What Is Interoperability?

The seminal article on FAIR defines interoperability as “the ability of data or tools from non-cooperating resources to integrate or work together with minimal effort.”

Is the “non-cooperating” part important here? It is. You can think of this as adversarial interoperability, as distinct from “indifferent interoperability” (I don’t care if you reuse this…for now) or “cooperative interoperability” (please reuse this…for now). The term “adversarial” doesn’t mean “evil” – it means that a software agent acting on someone else’s behalf isn’t “on your team”, and is allowed to pursue goals that may surprise you.
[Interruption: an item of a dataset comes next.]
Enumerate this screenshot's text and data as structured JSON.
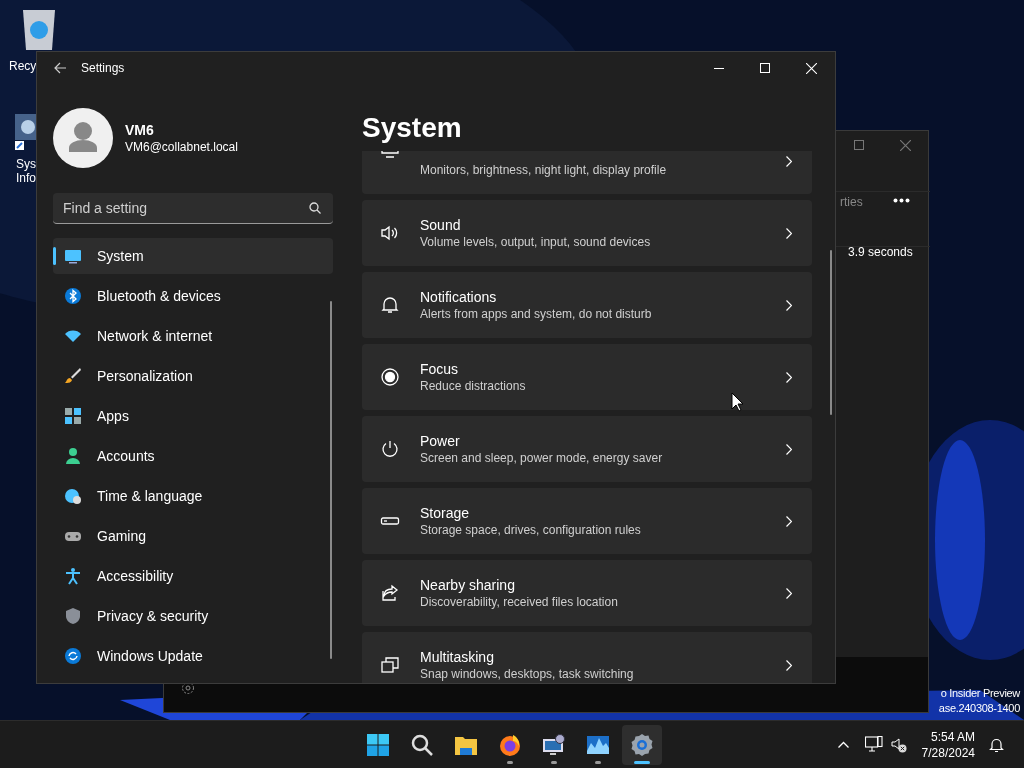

Let’s play with etymology a bit. To coordinate is to “co-ordinate”, where “ordinate” shares a root with “ordinal”, i.e. categorical ordering, taxonomic classification. To coordinate is to “ordinate together.” In particular, we might “co-elaborate”/“co-labor” (collaborate) on data schema and on sanctioned operations with data, i.e. we “co-operate”. Inter-operation, on the other hand, is distinct from co-operation (i.e., “intra-operation”, within a group).

Why is such non-cooperative interoperability important? We have more data in the published literature than we know what to do with, unless we use machines. We’re still seeing data published in a way that 19th-century scientists would understand, rather than in a way appropriate to this century, with connectivity to electronic media and computing power. Researchers need machine agents to “read” on their behalf, without prior coordination.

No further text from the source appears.